El culto a la personalidad arraiga en la megalomanía de los tiranos y de sus fieles. Son incontables los desplantes por medio de los cuales los dictadores, sin importar su procedencia ideológica, buscan refrendar su autoridad. Basta recordar que, en 1966, Mao Tse Tung —el Gran Timonel de la Revolución China— decidió retomar el mando que había cedido. Para lograrlo, inició una campaña a su favor que consistió en la puesta en circulación de unas fotografías en las que se le veía saludable nadando en el Yangtsé; luego de enterar a sus compatriotas de su envidiable estado físico, derrotó a sus adversarios y encabezó uno de los periodos de mayor decadencia en la historia de su país. Pese a ello, su imagen no sufrió mácula: su mausoleo adorna la plaza de Tiananmen, con el cuerpo del guía como estandarte, listo para recibir a los visitantes que quieran rendirle homenaje.

El ensalzamiento de quien detenta el poder en detrimento de las instituciones que le contrapesan va acompañado por la proliferación de alusiones a las virtudes del líder, hasta que este último se convierte en una entidad mítica que busca perpetuarse impulsada con recursos públicos. La literatura latinoamericana hizo de los excesos del presidencialismo y de la dictadura el tema de varias novelas, en cuya simiente estaban también las experiencias vividas en la región.

Pero, además de los tiranos y su séquito, existe una subespecie política que, en el sesgo de su ignorancia, reproduce los artificios empleados por los pretendidos autócratas para subordinar la historia, siendo uno de los principales el método de la exhibición, en los monumentos y las calles de las ciudades, de personajes que representan un pasado de dudoso esplendor.

En México es común encontrarnos con poblaciones cuyo trazado urbano es un tributo a funcionarios rapaces. Prueba de lo anterior es la inmensa estatua de Fidel Velázquez que adorna las oficinas de la CTM, pese a que representa décadas de enriquecimiento ilícito, de tráfico de influencias y de impunidad. En Nuevo León fue muy sonado el caso de la estatua ecuestre de José López Portillo, colocada en 1982 en San Nicolás de los Garza. En ella se representó al ex mandatario como un titán contrahecho que apenas sabía montar un corcel. Luego de múltiples actos de vandalismo, la obra fue consignada en un lote donde, entre chatarra, se convirtió en un símbolo del despilfarro.

Una polémica reciente tuvo lugar en la Ciudad de México luego de que en un parque se colocara una efigie de Heidar Aliyev, uno de los gobernantes más repudiados de Azerbaiyán. Grupos de derechos humanos se pronunciaron en contra de la reivindicación de un dictador, por lo que se determinó el retiro del armatoste. También es sabido que, en la década de los 60, universitarios inconformes dinamitaron la monumental escultura de Miguel Alemán, situada frente a Rectoría, conscientes de que no fue otro su merecimiento que develar la placa inaugural de Ciudad Universitaria. A toro pasado, la Facultad de Derecho decidió ofrendarle una de sus aulas más prominentes al controvertido ex presidente.
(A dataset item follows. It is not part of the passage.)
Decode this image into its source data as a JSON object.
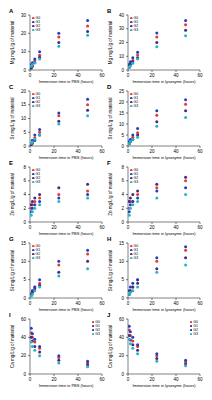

La última pifia la protagonizó Ricardo Monreal a través de Fidel Castro y Ernesto Guevara. De la mano del jefe delegacional de Cuauhtémoc, los guerrilleros irrumpieron de nuevo en el ideario de la capital. Con el pretexto de incrementar el turismo en la zona, Monreal develó una estatua de cada uno, las cuales posan en una banca de la Tabacalera. La tergiversación biográfica de ambos personajes ha hecho que se justifiquen los crímenes que cometieron y que, redimidos por su halo de heroísmo, se les emplee cual moneda de cambio para obtener apoyos electorales. Caso contrario es el que ocurrió con el doctor Rafael Lucio, uno de nuestros médicos eminentes, cuya figura fue robada hace varios años en la misma demarcación y nadie se ha preocupado por reponerla, pese a que el pedestal aún está ahí, como prueba del desinterés de las autoridades.

En el terreno de los homenajes, acaso sea mejor rendirlos a quienes dedicaron sus esfuerzos a beneficiar la vida social a través de su trabajo. Paradójicamente, los sitios consagrados a la memoria de los ciudadanos parecen casi escombros comparados con los de aquellos que hicieron de la burocracia una estructura a su servicio.